Showing posts with label Political philosophy. Show all posts
Showing posts with label Political philosophy. Show all posts

Thursday, April 28, 2011

R.I.P. Richard Cornuelle, "prince of classical liberalism"

Peter Boettke  on the passing of a great thinker Richard Cournuelle.
In Healing America (1983) Cornuelle argued that what was required was a radical reconsideration of the scope of government responsibility.  Public policy had come to a dead end.  We had come to believe that we cannot make society habitable without making government bigger, and yet we cannot pay the cost of the bigger government without creating more problems that add to the cost of government.  A vicious cycle ensued following the Great Depression --- "Government is growing as it fails, and, to a chilling degree, it is growing because it is failing."

By the late 1960s and 1970s, the failure of government programs was recognized even by those who were entrusted with their management.  By the 1980s, the extent of the failures of the bureaucratic attempt to address the social ills of poverty had intensified.  We don't have much of a choice, Cornuelle tells us, when our policy options are humanity or solvency.  To solve the crisis we didn't need to starve the state of resources (this is not ultimately a tax and spend issue), we needed to starve the state of responsibility (it is a question of scope and fundamentally about political theory).  In other words, if we can theoretically and empirically demonstrate that the voluntary sector can outperform the state sector in the delivery of basic social services, then we can avoid the crisis of the fiscal state (and the inhumanity of bureaucratic 'solutions') and unleash the power of people and the communities they live within, and actively participate in, to tackle the social ills of poverty, unemployment, health and education.  The American Dream is of a society that is at once free, prosperous and caring.  The "good society" Cornuelle argued did not result from grand designs, but from "millions upon millions of caring acts, repeated day after day, until direct mutual action becomes second nature."
Here is his essay "New Work for Invisible Hands."

Wednesday, August 26, 2009

Will Wilkerson versus the Marxist intellectuals

What We Are Not Embarrassed by: "Here is a good debate proposition: It ought to be less embarrassing to have been influenced by Ayn Rand than by Karl Marx." But the intellectuals love the jargon.

Wednesday, October 08, 2008

Who says the natural state is equalitarian?

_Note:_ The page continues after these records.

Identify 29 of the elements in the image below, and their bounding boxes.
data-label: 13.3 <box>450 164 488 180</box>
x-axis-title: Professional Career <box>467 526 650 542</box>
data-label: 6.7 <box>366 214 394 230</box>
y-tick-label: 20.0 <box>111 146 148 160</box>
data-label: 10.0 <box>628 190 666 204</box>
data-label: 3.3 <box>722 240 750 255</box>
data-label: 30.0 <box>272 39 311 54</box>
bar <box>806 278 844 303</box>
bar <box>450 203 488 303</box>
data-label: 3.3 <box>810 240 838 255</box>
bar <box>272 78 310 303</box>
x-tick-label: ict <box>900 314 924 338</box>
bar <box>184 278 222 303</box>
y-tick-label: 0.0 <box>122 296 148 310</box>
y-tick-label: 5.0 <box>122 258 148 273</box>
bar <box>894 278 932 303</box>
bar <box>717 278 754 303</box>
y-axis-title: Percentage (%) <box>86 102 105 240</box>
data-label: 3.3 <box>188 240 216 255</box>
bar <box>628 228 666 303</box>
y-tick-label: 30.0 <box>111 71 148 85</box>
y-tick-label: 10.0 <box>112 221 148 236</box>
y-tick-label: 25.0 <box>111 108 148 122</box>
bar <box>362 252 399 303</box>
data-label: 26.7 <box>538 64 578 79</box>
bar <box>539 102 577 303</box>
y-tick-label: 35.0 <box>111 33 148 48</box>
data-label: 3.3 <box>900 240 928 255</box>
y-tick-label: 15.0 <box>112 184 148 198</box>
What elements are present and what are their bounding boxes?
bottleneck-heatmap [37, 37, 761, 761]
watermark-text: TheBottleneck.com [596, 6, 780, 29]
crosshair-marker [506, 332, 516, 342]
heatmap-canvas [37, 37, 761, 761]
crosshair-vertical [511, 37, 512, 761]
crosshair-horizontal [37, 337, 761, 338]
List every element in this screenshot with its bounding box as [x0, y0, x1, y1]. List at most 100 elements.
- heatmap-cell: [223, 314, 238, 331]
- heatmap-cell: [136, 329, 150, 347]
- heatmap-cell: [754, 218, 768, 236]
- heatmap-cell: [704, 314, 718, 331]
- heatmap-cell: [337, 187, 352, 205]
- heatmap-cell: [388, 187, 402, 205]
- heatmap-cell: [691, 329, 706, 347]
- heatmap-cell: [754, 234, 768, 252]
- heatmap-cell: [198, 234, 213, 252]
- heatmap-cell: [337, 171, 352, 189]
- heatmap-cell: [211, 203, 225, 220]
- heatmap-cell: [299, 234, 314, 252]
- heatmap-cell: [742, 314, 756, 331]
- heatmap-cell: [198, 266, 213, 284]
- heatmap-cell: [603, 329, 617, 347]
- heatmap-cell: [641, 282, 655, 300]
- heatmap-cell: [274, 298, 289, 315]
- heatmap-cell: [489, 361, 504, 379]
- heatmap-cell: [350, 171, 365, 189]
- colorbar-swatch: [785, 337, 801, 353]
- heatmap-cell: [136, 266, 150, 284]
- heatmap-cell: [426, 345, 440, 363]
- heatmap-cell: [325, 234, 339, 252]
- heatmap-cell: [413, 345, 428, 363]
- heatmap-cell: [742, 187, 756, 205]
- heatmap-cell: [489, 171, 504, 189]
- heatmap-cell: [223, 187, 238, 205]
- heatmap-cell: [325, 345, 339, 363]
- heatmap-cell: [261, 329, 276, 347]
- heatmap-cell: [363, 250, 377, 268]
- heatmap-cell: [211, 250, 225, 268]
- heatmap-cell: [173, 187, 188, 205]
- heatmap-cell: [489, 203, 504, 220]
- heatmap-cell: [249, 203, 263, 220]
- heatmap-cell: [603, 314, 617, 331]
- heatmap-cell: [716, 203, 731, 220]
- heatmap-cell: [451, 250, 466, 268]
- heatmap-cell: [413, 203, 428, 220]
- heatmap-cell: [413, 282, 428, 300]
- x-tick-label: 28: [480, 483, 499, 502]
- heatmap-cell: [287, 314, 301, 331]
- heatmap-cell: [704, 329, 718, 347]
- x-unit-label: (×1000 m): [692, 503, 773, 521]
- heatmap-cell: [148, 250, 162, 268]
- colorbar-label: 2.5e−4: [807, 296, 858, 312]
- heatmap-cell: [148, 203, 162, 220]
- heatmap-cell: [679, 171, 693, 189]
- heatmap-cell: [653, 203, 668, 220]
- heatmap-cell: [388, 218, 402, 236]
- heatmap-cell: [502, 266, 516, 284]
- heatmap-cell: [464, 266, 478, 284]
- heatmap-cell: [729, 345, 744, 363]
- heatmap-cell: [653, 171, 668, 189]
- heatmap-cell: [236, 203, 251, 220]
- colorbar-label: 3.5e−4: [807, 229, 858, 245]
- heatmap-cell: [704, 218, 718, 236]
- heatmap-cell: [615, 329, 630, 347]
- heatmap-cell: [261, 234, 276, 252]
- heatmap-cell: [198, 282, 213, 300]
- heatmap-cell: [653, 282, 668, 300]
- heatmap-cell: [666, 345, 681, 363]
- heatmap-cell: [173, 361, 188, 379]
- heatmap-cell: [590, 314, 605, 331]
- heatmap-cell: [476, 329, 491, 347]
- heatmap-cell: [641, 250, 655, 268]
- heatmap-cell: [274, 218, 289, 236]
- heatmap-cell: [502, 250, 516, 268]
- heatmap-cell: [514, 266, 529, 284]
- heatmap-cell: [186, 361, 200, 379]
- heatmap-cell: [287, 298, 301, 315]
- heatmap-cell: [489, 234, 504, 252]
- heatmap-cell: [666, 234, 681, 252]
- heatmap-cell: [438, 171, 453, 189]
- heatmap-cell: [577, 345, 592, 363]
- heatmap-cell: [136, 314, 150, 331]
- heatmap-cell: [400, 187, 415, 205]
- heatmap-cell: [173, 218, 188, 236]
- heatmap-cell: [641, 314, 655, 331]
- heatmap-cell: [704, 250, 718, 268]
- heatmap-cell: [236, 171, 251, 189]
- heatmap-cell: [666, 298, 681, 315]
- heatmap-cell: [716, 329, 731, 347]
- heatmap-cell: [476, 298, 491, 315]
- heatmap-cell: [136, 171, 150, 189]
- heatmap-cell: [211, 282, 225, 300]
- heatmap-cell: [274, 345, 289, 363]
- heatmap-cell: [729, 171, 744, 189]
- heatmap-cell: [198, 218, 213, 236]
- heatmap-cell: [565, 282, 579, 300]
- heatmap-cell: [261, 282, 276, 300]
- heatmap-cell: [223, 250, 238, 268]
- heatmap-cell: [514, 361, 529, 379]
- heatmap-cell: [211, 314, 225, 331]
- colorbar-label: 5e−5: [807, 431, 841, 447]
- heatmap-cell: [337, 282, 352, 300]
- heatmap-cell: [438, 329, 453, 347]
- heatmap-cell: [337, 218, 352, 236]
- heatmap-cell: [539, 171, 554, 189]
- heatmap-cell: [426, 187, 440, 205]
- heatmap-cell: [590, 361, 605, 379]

Why left intellectuals despise Richard Epstein of the Chicago School: Because he's one smart legal scholar and a very good political philosopher.
Now that yesterday's market nosedive shows the disappointing Congressional bailout has not calmed markets, let the post-mortem begin. Disasters like this latest financial meltdown don't just happen. Mistakes this huge require an impoverished political philosophy to grease the skids. Fannie and Freddie didn't design their horrific lending policies by chance. No, behind this lending fiasco lay the strong collective preference for the "patterned principles" of justice that Robert Nozick attacked so powerfully in his 1974 masterpiece, Anarchy, State, and Utopia.

Believers in patterned principles hold that there is some preordained social order that is more just than others. Accordingly, the function of the state is to use the levers of powers to manipulate behavior to achieve the desired outcomes. These patterned principles stand in opposition to historical principles of justice, which are content to establish the rules of the game and then let the legal moves by individual players determine the social outcomes. For Nozick, the key rules were rules of justice in acquisition (to set up the initial property rights) and justice in transfer, whereby those rights (and others derived from them) could be exchanged or combined through voluntary transactions.

Because Nozick was no utilitarian, he did not dwell on the powerful efficiency features of this system, which shine through for ordinary real estate transactions. The key function of the legal system is to minimize the transactional barriers and increase the velocity of voluntary exchanges, all of which generate mutual gains for the parties. So long as one is sure that the given distribution of resources is obtained by legal moves from the original position, don't worry about the relative positions of one person vis-à-vis the others. Don't, in other words, use state coercion to create a distinctive pattern of rights deemed ever so desirable in the eye of some political beholder.